TRUMP: And we’ve got our soldiers sitting there watching missiles go up. And you say to yourself, “Oh, that’s interesting.” Now we’re protecting Japan because Japan is a natural location for North Korea. So we are protecting them, and you say to yourself, “Well, what are we getting out of this?”

SANGER: Well, we keep our missile defenses out there. And those missile defenses help prevent the day when North Korea can reach the United States with one of its missiles. It’s a lot easier to shoot down from there ——

TRUMP: We’ve had them there for a long time, and now they’re practically obsolete, in all fairness.

We're not sure what's the worst part of this, the ignorance about U.S.-Japan missile defense (it's cutting-edge and not even fully deployed yet), or the notion that maybe things would be better in South Korea if we'd just let Kim Il-Sung have the place in 1950.

Trump didn't stop by slandering U.S. military effectiveness, of course. He went after America's values, too, citing recent police shootings and civil rights protests as a reason for us to keep our mouths shut at crackdowns on dissidents and journalists in Turkey. First, he flirted with a false-flag conspiracy theory, like you do:

HABERMAN: How closely did you watch last week as events were unfolding in Turkey with the coup?
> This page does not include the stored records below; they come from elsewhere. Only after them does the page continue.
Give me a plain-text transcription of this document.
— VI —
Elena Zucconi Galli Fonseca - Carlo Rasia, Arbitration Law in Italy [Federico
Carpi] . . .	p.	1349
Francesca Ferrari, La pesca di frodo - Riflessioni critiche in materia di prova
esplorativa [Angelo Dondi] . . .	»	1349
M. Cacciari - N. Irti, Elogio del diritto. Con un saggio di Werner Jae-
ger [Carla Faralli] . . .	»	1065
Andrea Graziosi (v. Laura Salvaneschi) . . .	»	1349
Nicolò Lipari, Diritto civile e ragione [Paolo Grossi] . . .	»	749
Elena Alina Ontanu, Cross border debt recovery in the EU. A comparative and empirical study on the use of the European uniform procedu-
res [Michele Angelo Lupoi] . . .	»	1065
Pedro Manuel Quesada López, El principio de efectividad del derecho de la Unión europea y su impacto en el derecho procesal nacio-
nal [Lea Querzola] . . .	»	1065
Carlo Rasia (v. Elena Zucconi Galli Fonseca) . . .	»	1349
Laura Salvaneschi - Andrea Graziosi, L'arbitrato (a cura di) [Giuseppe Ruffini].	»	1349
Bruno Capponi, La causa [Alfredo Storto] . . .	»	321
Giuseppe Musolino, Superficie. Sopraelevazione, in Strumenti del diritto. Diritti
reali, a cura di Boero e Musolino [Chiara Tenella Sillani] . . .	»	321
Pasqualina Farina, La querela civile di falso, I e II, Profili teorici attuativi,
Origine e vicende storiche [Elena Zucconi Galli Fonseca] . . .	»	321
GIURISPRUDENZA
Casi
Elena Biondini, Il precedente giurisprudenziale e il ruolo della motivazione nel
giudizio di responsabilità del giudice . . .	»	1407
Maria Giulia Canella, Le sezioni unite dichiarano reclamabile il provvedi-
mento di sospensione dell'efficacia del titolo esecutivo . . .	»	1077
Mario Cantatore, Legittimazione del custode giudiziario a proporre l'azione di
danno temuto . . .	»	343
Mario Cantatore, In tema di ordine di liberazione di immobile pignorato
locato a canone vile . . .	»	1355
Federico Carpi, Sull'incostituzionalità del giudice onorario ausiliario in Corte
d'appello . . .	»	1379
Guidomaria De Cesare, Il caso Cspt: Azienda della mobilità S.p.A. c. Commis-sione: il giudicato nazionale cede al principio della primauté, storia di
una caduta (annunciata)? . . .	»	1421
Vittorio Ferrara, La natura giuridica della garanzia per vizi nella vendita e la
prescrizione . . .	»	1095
Is there anything you would have done differently in how it was handled?

TRUMP: The coup never took place — the coup was not successful, and based on the fact, and I give great credit to him for being able to turn that around.

SANGER: Erdogan?

TRUMP: Yes, some people say that it was staged. You know that?

SANGER: We’ve heard.

TRUMP: I don’t think so, but I do give great credit to him for turning it around. You know, the first hour, it seemed like it was over. Then all of a sudden, and the amazing thing is the one that won that was the people. They came out on the streets, and the army types didn’t want to drive over them like they did in Tiananmen Square when they sort of drived them over, and that was the end of that. Right? People said, I’m not going to drive over people. The people came out of their homes, and they were not in favor of what the military was doing. So that was quite impressive from the standpoint of existing government. I will say this: I think Turkey can do a lot against ISIS, and I would hope that if I’m dealing with them, they will do much more about ISIS.

SANGER: Erdogan put nearly 50,000 people in jail or suspend them, suspended thousands of teachers, he imprisoned many in the military and the police, he dismissed a lot of the judiciary. Does this worry you? And would you rather deal with a strongman who’s also been a strong ally, or with somebody that’s got a greater appreciation of civil liberties than Mr. Erdogan has? Would you press him to make sure the rule of law applies?

TRUMP: I think right now when it comes to civil liberties, our country has a lot of problems, and I think it’s very hard for us to get involved in other countries when we don’t know what we are doing and we can’t see straight in our own country. We have tremendous problems when you have policemen being shot in the streets, when you have riots, when you have Ferguson. When you have Baltimore. When you have all of the things that are happening in this country — we have other problems, and I think we have to focus on those problems. When the world looks at how bad the United States is, and then we go and talk about civil liberties, I don’t think we’re a very good messenger.

Ugh, there's a lot more about reneging on trade deals Trump doesn't like, and his dumb idea that trade deficits are a sign of economic weakness rather than a measure of how much more money the U.S. has to spend than poorer countries that rely on exporting raw materials and the products of sweat-shop manufacturing.

Also, too, he'd solve the long-standing enmity between Turks and Kurds with meetings! Only Donald Trump, a boardroom, and a tray of bagels can save us all from ISIS.

Seriously, y'all, do not screw around this November. The whole world is watching.